Barrister Murtaza Wahab, the Sindh Chief Minister’s advisor on Law and Administrator Karachi, said that Sindh province has passed several bills regarding improving policing, reforming jails, and dealing with cases of synthetic drugs.
“But without the support of the judiciary, it is hard to implement the bills that have been adopted to curb crimes and combat terrorism,” he said.
Senator Taj Haider, a Pakistan People’s Party’s central leader, said that the terrorists do not have powers to fight with the state but without having a political will, it is difficult to fight terrorism. “The terrorist groups mainly gain support from marginalized communities by exploiting the sufferings and problems.”
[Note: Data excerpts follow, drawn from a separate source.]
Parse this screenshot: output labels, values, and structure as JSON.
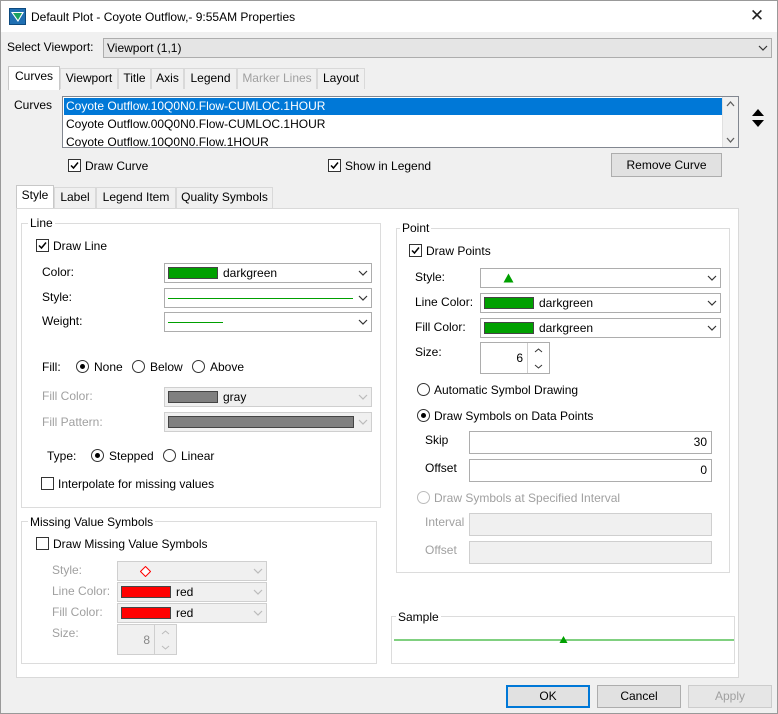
{
  "window": {
    "title": "Default Plot - Coyote Outflow,- 9:55AM Properties",
    "close_glyph": "✕"
  },
  "viewport": {
    "label": "Select Viewport:",
    "value": "Viewport (1,1)"
  },
  "main_tabs": [
    {
      "label": "Curves",
      "state": "selected"
    },
    {
      "label": "Viewport",
      "state": "normal"
    },
    {
      "label": "Title",
      "state": "normal"
    },
    {
      "label": "Axis",
      "state": "normal"
    },
    {
      "label": "Legend",
      "state": "normal"
    },
    {
      "label": "Marker Lines",
      "state": "disabled"
    },
    {
      "label": "Layout",
      "state": "normal"
    }
  ],
  "curves": {
    "label": "Curves",
    "items": [
      "Coyote Outflow.10Q0N0.Flow-CUMLOC.1HOUR",
      "Coyote Outflow.00Q0N0.Flow-CUMLOC.1HOUR",
      "Coyote Outflow.10Q0N0.Flow.1HOUR"
    ],
    "selected_index": 0,
    "draw_curve": {
      "label": "Draw Curve",
      "checked": true
    },
    "show_in_legend": {
      "label": "Show in Legend",
      "checked": true
    },
    "remove_button": "Remove Curve"
  },
  "sub_tabs": [
    {
      "label": "Style",
      "state": "selected"
    },
    {
      "label": "Label",
      "state": "normal"
    },
    {
      "label": "Legend Item",
      "state": "normal"
    },
    {
      "label": "Quality Symbols",
      "state": "normal"
    }
  ],
  "line": {
    "group_title": "Line",
    "draw_line": {
      "label": "Draw Line",
      "checked": true
    },
    "color_label": "Color:",
    "color": {
      "name": "darkgreen",
      "hex": "#00a000"
    },
    "style_label": "Style:",
    "weight_label": "Weight:",
    "fill_label": "Fill:",
    "fill_options": [
      "None",
      "Below",
      "Above"
    ],
    "fill_selected": "None",
    "fill_color_label": "Fill Color:",
    "fill_color": {
      "name": "gray",
      "hex": "#808080"
    },
    "fill_pattern_label": "Fill Pattern:",
    "type_label": "Type:",
    "type_options": [
      "Stepped",
      "Linear"
    ],
    "type_selected": "Stepped",
    "interpolate": {
      "label": "Interpolate for missing values",
      "checked": false
    }
  },
  "missing": {
    "group_title": "Missing Value Symbols",
    "draw": {
      "label": "Draw Missing Value Symbols",
      "checked": false
    },
    "style_label": "Style:",
    "line_color_label": "Line Color:",
    "line_color": {
      "name": "red",
      "hex": "#ff0000"
    },
    "fill_color_label": "Fill Color:",
    "fill_color": {
      "name": "red",
      "hex": "#ff0000"
    },
    "size_label": "Size:",
    "size": "8"
  },
  "point": {
    "group_title": "Point",
    "draw_points": {
      "label": "Draw Points",
      "checked": true
    },
    "style_label": "Style:",
    "line_color_label": "Line Color:",
    "line_color": {
      "name": "darkgreen",
      "hex": "#00a000"
    },
    "fill_color_label": "Fill Color:",
    "fill_color": {
      "name": "darkgreen",
      "hex": "#00a000"
    },
    "size_label": "Size:",
    "size": "6",
    "auto_symbol": "Automatic Symbol Drawing",
    "on_data_points": "Draw Symbols on Data Points",
    "symbol_mode": "on_data_points",
    "skip_label": "Skip",
    "skip": "30",
    "offset_label": "Offset",
    "offset": "0",
    "at_interval": "Draw Symbols at Specified Interval",
    "interval_label": "Interval",
    "interval_offset_label": "Offset"
  },
  "sample": {
    "title": "Sample"
  },
  "buttons": {
    "ok": "OK",
    "cancel": "Cancel",
    "apply": "Apply"
  }
}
Haider said that the National Counter Terrorism Authority (NACTA) was empowered to implement NAP and coordinate among all active law enforcement and intelligence agencies. “But unfortunately, the NACTA was crippled.”
Dr. Jochen Hippler, FES Pakistan Country Director, stressed the need to have a clear definition of terrorism and to execute the NAP in letter and sprite with its ownership by the government to eliminate terrorism from Pakistan.
Mangla Sharma, a Mutahida Qaumi Movement-Pakistan’s MPA, said that Pakistani should prepare itself to confront any potential security threats after the Taliban took over Kabul.
“Incidents, such as vandalizing the statue of Ranjit Singh or attacks on worship places of minority faiths show that extremist elements in Pakistan have been encouraged by Taliban’s gains in the neighboring country.
Karamat Ali, a member of the Sindh public safety and police complaints commission, said that the Sindh government has been showing a non-serious and lackluster approach towards making the commission an effective body for resolving the issues pertaining to police performance, citizens’ complaints against the police, and other issues.
Citizen Police Liason Committee chief Zubair Habib, Asad Iqbal Butt, co-chair of the Human Rights Commission of Pakitan , PIPS’s Safdar Sial, and FES Program Coordinators Hamayoun Khan also spoke to the event and said that all stakeholders would have to play their role to eliminate the scourge of terrorism.